Obesity: weighing in…

Beth Ditto: Does the fat celebrity 'glamourise' obesity or provide a welcome role model of self-esteem for the overweight?

Recently a lecturer of mine expressed outrage over politicians pronouncing the female body, as it is represented in modelling, as waifishly thin, when all of them, (her words) are so disgustingly fat. She’s a skinnyist.
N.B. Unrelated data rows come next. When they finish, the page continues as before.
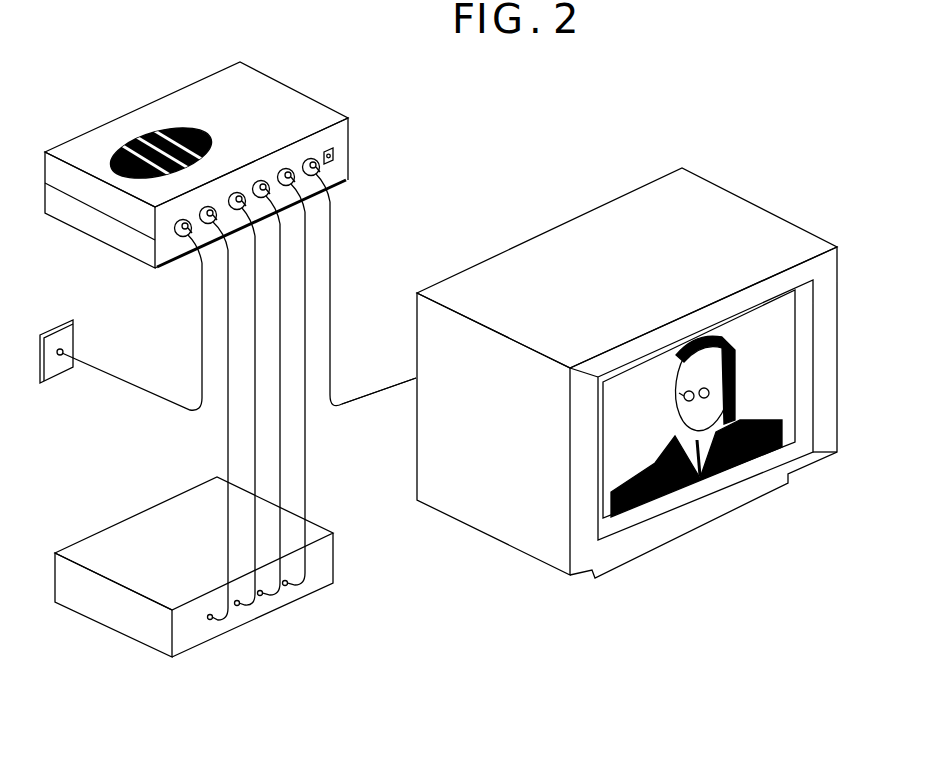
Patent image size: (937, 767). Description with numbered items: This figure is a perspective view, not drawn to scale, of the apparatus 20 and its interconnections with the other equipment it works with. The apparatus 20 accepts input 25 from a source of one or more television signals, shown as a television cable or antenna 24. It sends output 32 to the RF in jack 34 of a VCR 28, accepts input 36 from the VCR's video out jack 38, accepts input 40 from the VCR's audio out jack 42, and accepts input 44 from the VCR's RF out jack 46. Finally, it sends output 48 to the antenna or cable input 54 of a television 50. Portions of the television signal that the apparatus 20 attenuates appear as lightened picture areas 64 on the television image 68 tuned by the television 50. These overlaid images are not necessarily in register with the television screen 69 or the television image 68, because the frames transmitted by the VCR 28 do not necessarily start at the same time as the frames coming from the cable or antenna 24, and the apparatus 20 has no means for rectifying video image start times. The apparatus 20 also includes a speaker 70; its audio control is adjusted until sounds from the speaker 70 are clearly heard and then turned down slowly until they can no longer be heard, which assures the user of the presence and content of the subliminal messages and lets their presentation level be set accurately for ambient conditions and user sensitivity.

The apparatus 20 is at (308, 69).
The television cable or antenna 24 is at (58, 349).
The input from television cable or antenna 25 is at (181, 237).
The VCR 28 is at (328, 493).
The output to VCR RF in jack 32 is at (202, 297).
The VCR RF in jack 34 is at (210, 622).
The input from VCR video out jack 36 is at (229, 288).
The VCR video out jack 38 is at (237, 608).
The input from VCR audio out jack 40 is at (264, 211).
The VCR audio out jack 42 is at (260, 600).
The input from VCR RF out jack 44 is at (268, 194).
The VCR RF out jack 46 is at (285, 588).
The output to television 48 is at (322, 182).
The television 50 is at (730, 165).
The television antenna or cable input 54 is at (416, 378).
The lightened picture areas 64 is at (611, 517).
The television image 68 is at (699, 478).
The television screen 69 is at (773, 350).
The speaker 70 is at (143, 133).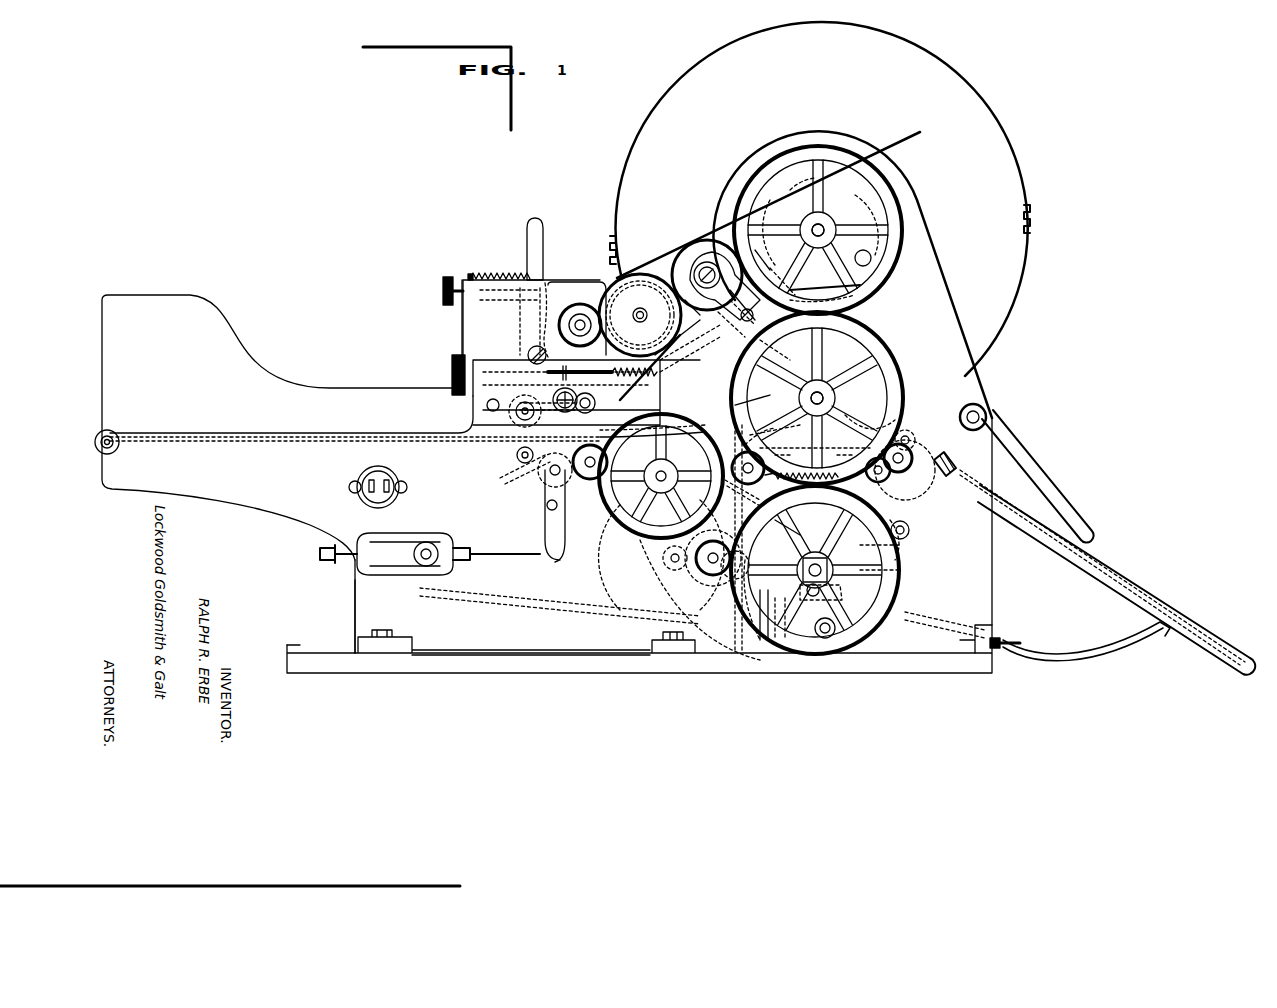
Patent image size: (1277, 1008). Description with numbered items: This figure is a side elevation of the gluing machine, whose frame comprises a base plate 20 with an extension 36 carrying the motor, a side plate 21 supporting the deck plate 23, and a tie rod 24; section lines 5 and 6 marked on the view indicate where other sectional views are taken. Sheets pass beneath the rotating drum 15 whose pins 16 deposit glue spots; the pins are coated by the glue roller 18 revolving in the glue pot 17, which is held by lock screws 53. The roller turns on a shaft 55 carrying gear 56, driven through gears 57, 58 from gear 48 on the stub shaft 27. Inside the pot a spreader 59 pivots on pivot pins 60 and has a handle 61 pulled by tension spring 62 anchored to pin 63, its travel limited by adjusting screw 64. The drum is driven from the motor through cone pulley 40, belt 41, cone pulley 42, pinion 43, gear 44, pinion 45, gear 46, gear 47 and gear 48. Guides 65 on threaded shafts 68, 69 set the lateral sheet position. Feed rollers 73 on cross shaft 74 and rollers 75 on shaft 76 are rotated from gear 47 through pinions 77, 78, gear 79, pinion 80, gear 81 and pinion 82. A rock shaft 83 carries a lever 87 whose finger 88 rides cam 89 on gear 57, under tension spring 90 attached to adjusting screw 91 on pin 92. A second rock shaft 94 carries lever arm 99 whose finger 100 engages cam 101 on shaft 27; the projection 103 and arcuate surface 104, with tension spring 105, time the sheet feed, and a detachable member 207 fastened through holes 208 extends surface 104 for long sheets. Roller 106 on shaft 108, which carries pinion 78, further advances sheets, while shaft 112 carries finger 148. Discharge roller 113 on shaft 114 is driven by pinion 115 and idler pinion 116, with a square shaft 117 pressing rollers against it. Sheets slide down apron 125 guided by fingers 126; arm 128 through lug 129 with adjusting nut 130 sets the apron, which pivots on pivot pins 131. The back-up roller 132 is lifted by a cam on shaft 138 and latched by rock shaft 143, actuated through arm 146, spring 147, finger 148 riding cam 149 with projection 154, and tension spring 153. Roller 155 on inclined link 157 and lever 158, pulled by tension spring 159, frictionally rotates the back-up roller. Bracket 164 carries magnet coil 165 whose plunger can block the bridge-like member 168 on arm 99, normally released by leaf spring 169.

The gear studs 5 is at (845, 470).
The shaft hub 6 is at (707, 272).
The drum 15 is at (950, 112).
The pins 16 is at (1028, 215).
The glue pot 17 is at (462, 318).
The glue roller 18 is at (548, 285).
The base plate 20 is at (437, 664).
The side plate 21 is at (352, 598).
The deck plate 23 is at (335, 445).
The tie rod 24 is at (545, 375).
The stub shaft 27 is at (833, 228).
The extension 36 is at (292, 650).
The cone pulley 40 is at (420, 580).
The belt 41 is at (460, 588).
The cone pulley 42 is at (620, 598).
The pinion 43 is at (664, 573).
The gear 44 is at (701, 571).
The pinion 45 is at (710, 580).
The gear 46 is at (865, 630).
The gear 47 is at (880, 366).
The gear 48 is at (905, 232).
The lock screw 53 is at (452, 365).
The shaft 55 is at (582, 315).
The gear 56 is at (583, 300).
The gear 57 is at (640, 272).
The gear 58 is at (700, 240).
The spreader 59 is at (525, 290).
The pivot pin 60 is at (533, 358).
The handle 61 is at (531, 220).
The tension spring 62 is at (488, 278).
The pin 63 is at (470, 278).
The adjusting screw 64 is at (445, 282).
The guide 65 is at (250, 370).
The threaded shaft 68 is at (488, 408).
The threaded shaft 69 is at (110, 430).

Everyone has moments of judgement. When forced to squeeze into a train two-seater next to an overweight person, I might have been known to quietly grumble. There’s my barista friends who have a personal chuckle when an overweight person comes into a café, and orders mudcake, with a skim cappuccino. Then there’s a friend of mine who in all serious, objects to overweight people because they are … wait for it … dirty. How, she asks, can they reach to clean themselves?

There’s something to be said for the argument that we should all be skinnyists. The fact that the average woman in Australia is a size 14 does not mean that is what we should all aspire to – a great homogenisation of the overweight.

That said, we’ve got a fair way to go before we could take seriously this kind of melodramatic commentary: “As we look to the future and where childhood obesity will be in 20 years … it is every bit as threatening to us as is the terrorist threat we face today. It is the threat from within”. This quote, however, came not from an alarmist or advocacy group. It was Richard Carmona, U.S. Surgeon General under President Bush in 2004.

What has previously been deemed a private issue, is now being described as an epidemic, a crisis, a ticking bomb – and the solution: a War On Obesity (to go with the War On Terror, War On Drugs, War On Poverty). And it’s got everybody weighing in (excuse the irresistible pun).

Doctors, governments, policy makers and even the average voter has worked out that obesity isn’t a private choice or private problem. One obese person runs serious health risks. One billion obese people (as is the estimated worldwide figure) poses a potentially back-breaking strain on global health systems. Obesity has been linked to diabetes, heart disease, cancer, and an increased risk of stroke or heart attack. In time, a growing proportion of adults aging with obesity will drastically increase the demands made on national health systems.

So goes the discourse. But the last five years has seen data emerge that flies in the face of popular mythology about obesity. Instances of cardiovascular disease, strokes and weight-related cancer are down. Diabetes is the only weight related illness on the rise, and even it is not rising as rapidly as our obese population is growing (in number and in girth!).

Several studies have found that being overweight does not increase the likelihood or premature death (except among the severely obese). Being underweight is far more dangerous.

These studies should, but haven’t, change the nature of the debate. No one is encouraging you to pack on the pounds. But the focus should be on regular exercise, not weight loss. On eating unprocessed food, not banning junk advertising. Less calls to boycott Girl Scout cookies and more orange quarters on the soccer field.

And a real acknowledgement that all this talk attaches a stigma to obesity that deserves a little of the blame for eating disorders among men and women. After obesity and asthma, they are the most common diseases in young people in Australia. Unlike child obesity, eating disorders have a direct link to death. Between 10 and 20% of eating disorders end in death by suicide. Now that’s a mortality rate worth talking about.